Para entender os mecanismos moleculares envolvidos na DCF, a pesquisadora lançou mão de um atalho.“Como numa pescaria, fizemos uso de uma isca, uma molécula de RNA pequeno, chamado microRNA. Inicialmente, utilizando um estudo sem uma pergunta específica (estudo agnóstico), fizemos um rastreamento (screening) de quais microRNAs estavam diferencialmente expressos no tecido desses pacientes quando comparado ao tecido de indivíduos do grupo controle.  A partir deles, usamos uma base de dados online para verificar quais genes estavam sendo ancorados por essa isca. Vários ‘peixes’ (genes) foram fisgados, e, dentre eles, o que mais se destacou foi a neurogenina, pelo fato de somente ser expresso durante a fase de desenvolvimento intraútero e numa região específica do cérebro chamada zona ventricular”, explica Simoni.

De acordo com a pesquisadora, por algum motivo ainda sem explicação, o microRNA responsável pelo silenciamento da neurogenina não consegue se ligar ao gene para interromper, gradativamente, a sua expressão. “Acreditamos que essa interação não ocorre e a expressão da neurogenina continua muito alta no cérebro dos pacientes adultos, quando deveria ter sido silenciada ainda na fase de desenvolvimento intrauterino”.

Integrantes da equipe com pesquisadores de diferentes áreas

 

O desenvolvimento do córtex cerebral pode ser dividido nas fases de proliferação e diferenciação, migração e pós-migração ou organização. Além de demonstrar uma falha durante a diferenciação neuroglial, quando as células-tronco neuronais deveriam se diferenciar em neurônios ou células da glia, a pesquisa também identificou uma falha na fase de migração neuronal, quando acontece a organização correta dos neurônios.

“Na medida em que as células neuronais diferenciam-se em neurônios ou células da glia, elas devem migrar e se posicionar em seis camadas de forma ordenada e, posteriormente, formar os circuitos neuronais. Em teoria, um gene que apresenta alterações na fase de proliferação e diferenciação, afetará também a fase posterior, que é da migração. Foi o que aconteceu com o gene NEUROG2, que regula a expressão do gene RND2, também encontrado com a expressão aumentada nos tecidos dos pacientes com DCF”.

 

Entenda

Na DCF, o córtex cerebral dos pacientes é formado por neurônios muito grandes e desorganizados (figura à esquerda, abaixo), e células anormais indiferenciadas, conhecidas por células em balão (figura à direita, abaixo). Essas últimas células, além de apresentarem marcadores específicos das células indiferenciadas, possuem características tanto de neurônio quanto de células da glia.

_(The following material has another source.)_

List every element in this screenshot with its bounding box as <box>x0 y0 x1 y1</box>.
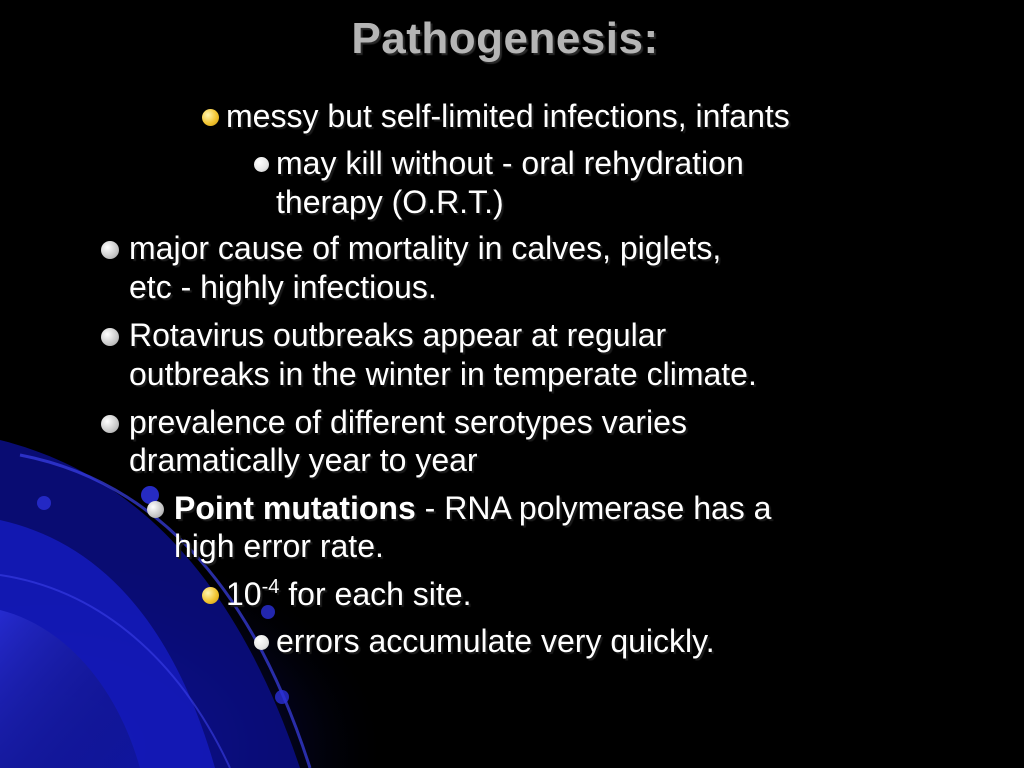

“É como se o desenvolvimento do córtex cerebral tivesse parado, mas não sabemos ao certo quando parou e porque parou. Se parou em decorrência de mutações genéticas específicas ou por causa de fatores ambientais, como contaminação por agentes infecciosos, mudanças bruscas de temperatura, ou traumas”, explica Simoni.

À esq., neurônio dismórfico, marcado com o anticorpo neuronal MAP-2; à dir., célula em formato de balão, marcado com nestina, anticorpo próprio de células imaturas

 

O resultado dessa falha no desenvolvimento cortical, de acordo com a pesquisadora, pode levar a formação de circuitos neuronais aberrantes que disparam cargas elétricas anormais, intensas e frequentes. “Os pacientes são gravemente afetados por crises convulsivas já nos primeiros dias de vida. São pessoas que convulsionam o tempo todo, por vezes, ultrapassando a marca de 50 crises por dia”, explica.

 

Novos caminhos

De acordo com Íscia Lopes-Cendes, orientadora do estudo, a hipótese causal mais dominante para a DCF, até o momento, é a ocorrência de mutações na via de sinalização PI3K/AKT/mTOR em algumas células precursoras . No entanto, alterações nesta via metabólica ajudam a explicar, no máximo, 40% dos casos relativos a esse tipo de malformação cortical.

“Ao evidenciar que a supressão menos eficiente da expressão do gene neurogenina repercute nas fases de diferenciação e migração neuronais e, potencialmente, na geração de crises convulsivas resistentes às medicações antiepilépticas, a pesquisa realizada por uma equipe multidisciplinar composta por neurologistas, radiologistas, psicólogos, neurocirurgiões,neuropatologistas, bioinformatas e geneticistas, propõe novos caminhos”, comenta Íscia em relação à relevância da publicação.